Following ICO token sale bans in South Korean and China, Singapore and Hong Kong quickly emerged as wonderful destinations for anyone interested in such operations. The ICO numbers present in the countries skyrocketed because companies look for highly favorable environments where they can raise funds.

ICO Safe Havens

Many countries are now heavily influencing token sales by banning them or through regulations but Singapore and Hong Kong do not. This made many companies launching their initial coin offerings there.

Various sources in the crypto industry, company groups, lawyers and businesses were identified as launching ICOs in Hong Kong and Singapore during the last few months. The Association of Cryptocurrency Enterprises and Startups Singapore, Anson Zeall, was quoted as saying:

“We cannot say Singapore has become an ICO hub yet, as more work needs to be done, but yes, there has been a lot of activity since September last year.”

Industry analysts think that this happened because of the fact that China attacked ICOs. During September we saw Beijing labeling the ICO as being a fundraising tool that was illegal. The decision was made in fear of money laundering and financial scams. Numerous ICO platforms that were present in China then shut down. Hong Kong on the other hand is still open to ICOs.

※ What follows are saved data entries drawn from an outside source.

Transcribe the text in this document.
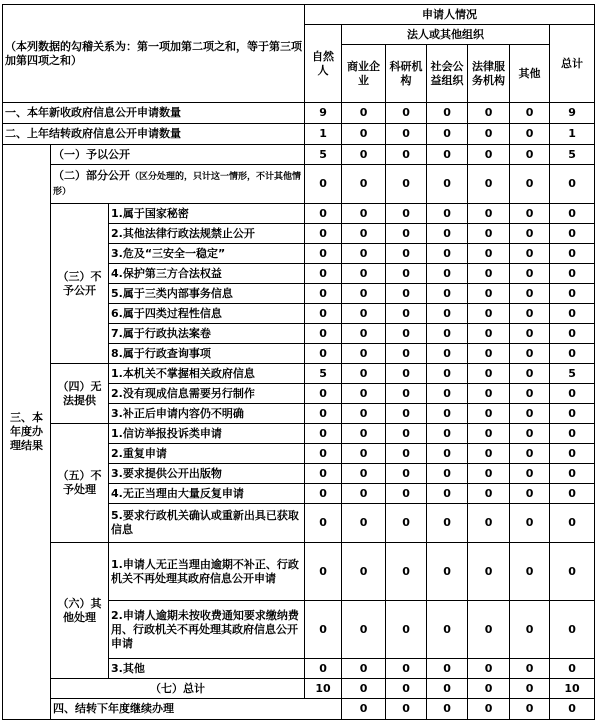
（本列数据的勾稽关系为：第一项加第二项之和，等于第三项加第四项之和）			申请人情况							
			自然人	法人或其他组织					总计	
				商业企业	科研机构	社会公益组织	法律服务机构	其他		

一、本年新收政府信息公开申请数量			9	0	0	0	0	0	9	
二、上年结转政府信息公开申请数量			1	0	0	0	0	0	1	
三、本年度办理结果	（一）予以公开		5	0	0	0	0	0	5	
	（二）部分公开（区分处理的，只计这一情形，不计其他情形）		0	0	0	0	0	0	0	
	（三）不予公开	1.属于国家秘密	0	0	0	0	0	0	0	
		2.其他法律行政法规禁止公开	0	0	0	0	0	0	0	
		3.危及“三安全一稳定”	0	0	0	0	0	0	0	
		4.保护第三方合法权益	0	0	0	0	0	0	0	
		5.属于三类内部事务信息	0	0	0	0	0	0	0	
		6.属于四类过程性信息	0	0	0	0	0	0	0	
		7.属于行政执法案卷	0	0	0	0	0	0	0	
		8.属于行政查询事项	0	0	0	0	0	0	0	
	（四）无法提供	1.本机关不掌握相关政府信息	5	0	0	0	0	0	5	
		2.没有现成信息需要另行制作	0	0	0	0	0	0	0	
		3.补正后申请内容仍不明确	0	0	0	0	0	0	0	
	（五）不予处理	1.信访举报投诉类申请	0	0	0	0	0	0	0	
		2.重复申请	0	0	0	0	0	0	0	
		3.要求提供公开出版物	0	0	0	0	0	0	0	
		4.无正当理由大量反复申请	0	0	0	0	0	0	0	
		5.要求行政机关确认或重新出具已获取信息	0	0	0	0	0	0	0	
	（六）其他处理	1.申请人无正当理由逾期不补正、行政机关不再处理其政府信息公开申请	0	0	0	0	0	0	0	
		2.申请人逾期未按收费通知要求缴纳费用、行政机关不再处理其政府信息公开申请	0	0	0	0	0	0	0	
		3.其他	0	0	0	0	0	0	0	
	（七）总计		10	0	0	0	0	0	10	
	四、结转下年度继续办理			0	0	0	0	0	0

There are no specific rules set in Singapore and Hong Kong for ICOs. Everything is basically loosely regulated and highly profitable for companies with token sale aspirations.

Moving Out Of China

China simply mandated the ICO issuers to refund all investors and then stop fundraising activities. Because of this, most ICO issuers moved out of the country. One of the people whose companies made the shift was Daisy Wu. She declared she wanted to avoid the legal risks and so, her company, Xender, moved to Singapore in an attempt to raise $10 million for the development of a new file sharing service.

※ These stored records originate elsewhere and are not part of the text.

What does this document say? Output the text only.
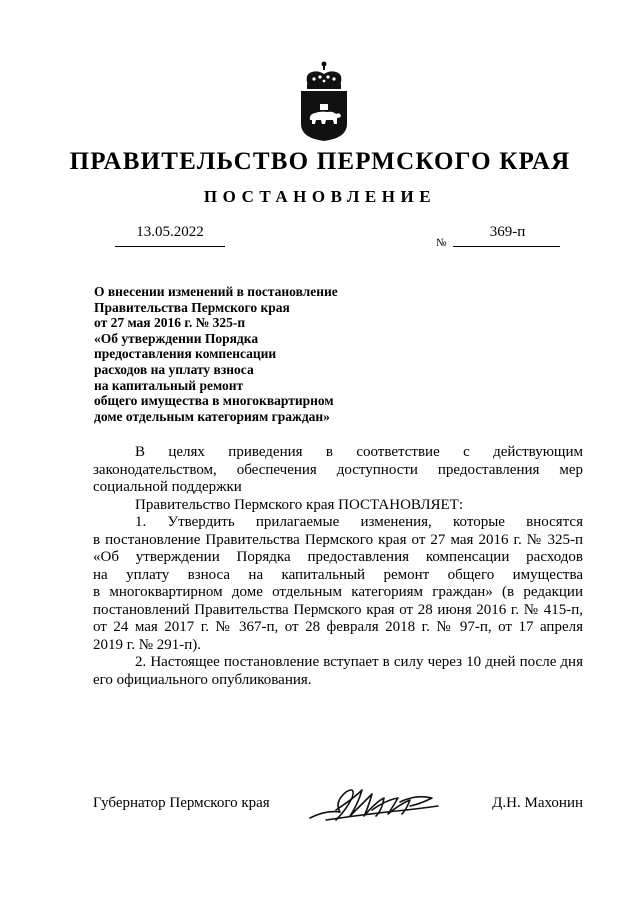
ПРАВИТЕЛЬСТВО ПЕРМСКОГО КРАЯ
ПОСТАНОВЛЕНИЕ
13.05.2022
№
369-п
О внесении изменений в постановление
Правительства Пермского края
от 27 мая 2016 г. № 325-п
«Об утверждении Порядка
предоставления компенсации
расходов на уплату взноса
на капитальный ремонт
общего имущества в многоквартирном
доме отдельным категориям граждан»
В целях приведения в соответствие с действующим
законодательством, обеспечения доступности предоставления мер
социальной поддержки
Правительство Пермского края ПОСТАНОВЛЯЕТ:
1. Утвердить прилагаемые изменения, которые вносятся
в постановление Правительства Пермского края от 27 мая 2016 г. № 325-п
«Об утверждении Порядка предоставления компенсации расходов
на уплату взноса на капитальный ремонт общего имущества
в многоквартирном доме отдельным категориям граждан» (в редакции
постановлений Правительства Пермского края от 28 июня 2016 г. № 415-п,
от 24 мая 2017 г. № 367-п, от 28 февраля 2018 г. № 97-п, от 17 апреля
2019 г. № 291-п).
2. Настоящее постановление вступает в силу через 10 дней после дня
его официального опубликования.
Губернатор Пермского края	Д.Н. Махонин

South Korea’s Influence On the Move

During September 2017 South Korea banned ICOs and forced the local issuers to change their base of operations. Many of these were reported to have moved to Singapore and Hong Kong. Although in Korea there is no real legal basis to ban the ICOs, authorities declared that laws are not sufficient at the moment.

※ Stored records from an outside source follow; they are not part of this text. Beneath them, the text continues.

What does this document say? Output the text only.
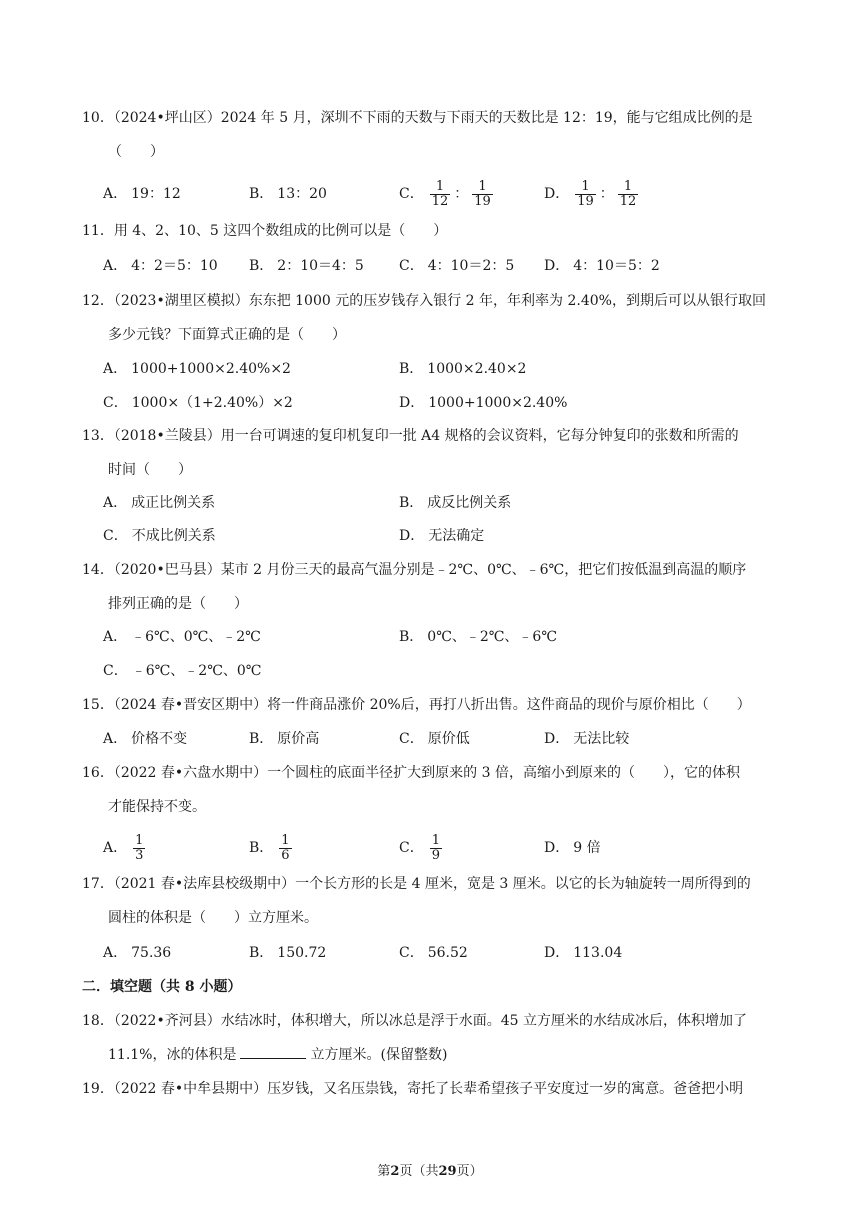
10．（2024•坪山区）2024 年 5 月，深圳不下雨的天数与下雨天的天数比是 12：19，能与它组成比例的是
（　　）
A． 19：12	B． 13：20	C． $\frac{1}{12}$ ： $\frac{1}{19}$	D． $\frac{1}{19}$ ： $\frac{1}{12}$
11．用 4、2、10、5 这四个数组成的比例可以是（　　）
A． 4：2＝5：10 B． 2：10＝4：5	C． 4：10＝2：5 D． 4：10＝5：2
12．（2023•湖里区模拟）东东把 1000 元的压岁钱存入银行 2 年，年利率为 2.40%，到期后可以从银行取回
多少元钱？下面算式正确的是（　　）
A． 1000+1000×2.40%×2	B． 1000×2.40×2
C． 1000×（1+2.40%）×2	D． 1000+1000×2.40%
13．（2018•兰陵县）用一台可调速的复印机复印一批 A4 规格的会议资料，它每分钟复印的张数和所需的
时间（　　）
A． 成正比例关系	B． 成反比例关系
C． 不成比例关系	D． 无法确定
14．（2020•巴马县）某市 2 月份三天的最高气温分别是﹣2℃、0℃、﹣6℃，把它们按低温到高温的顺序
排列正确的是（　　）
A． ﹣6℃、0℃、﹣2℃	B． 0℃、﹣2℃、﹣6℃
C． ﹣6℃、﹣2℃、0℃
15．（2024 春•晋安区期中）将一件商品涨价 20%后，再打八折出售。这件商品的现价与原价相比（　　）
A． 价格不变	B． 原价高	C． 原价低	D． 无法比较
16．（2022 春•六盘水期中）一个圆柱的底面半径扩大到原来的 3 倍，高缩小到原来的（　　），它的体积
才能保持不变。
A． $\frac{1}{3}$	B． $\frac{1}{6}$	C． $\frac{1}{9}$	D． 9 倍
17．（2021 春•法库县校级期中）一个长方形的长是 4 厘米，宽是 3 厘米。以它的长为轴旋转一周所得到的
圆柱的体积是（　　）立方厘米。
A． 75.36	B． 150.72	C． 56.52	D． 113.04
二．填空题（共 8 小题）
18．（2022•齐河县）水结冰时，体积增大，所以冰总是浮于水面。45 立方厘米的水结成冰后，体积增加了
11.1%，冰的体积是	立方厘米。(保留整数)
19．（2022 春•中牟县期中）压岁钱，又名压祟钱，寄托了长辈希望孩子平安度过一岁的寓意。爸爸把小明
第2页（共29页）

Numerous South Korea corporations actively try to bypass the regulations. This is done through subsidiaries that are launching the ICOs overseas. Bithumb is the best example of that. This is the largest of South Korea’s crypto exchanges. The future will see a launch of the Bithumb Coin ICO, which will be done through Singaporean corporations. Zikto, another startup in South Korea, will do the same.

Conclusions

While China and South Korea are hitting ICOs hard and basically ban them, Singapore and Hong Kong will profit from the decision. It is still not known though if the authorities will do the same as in the countries that enforced strict regulations.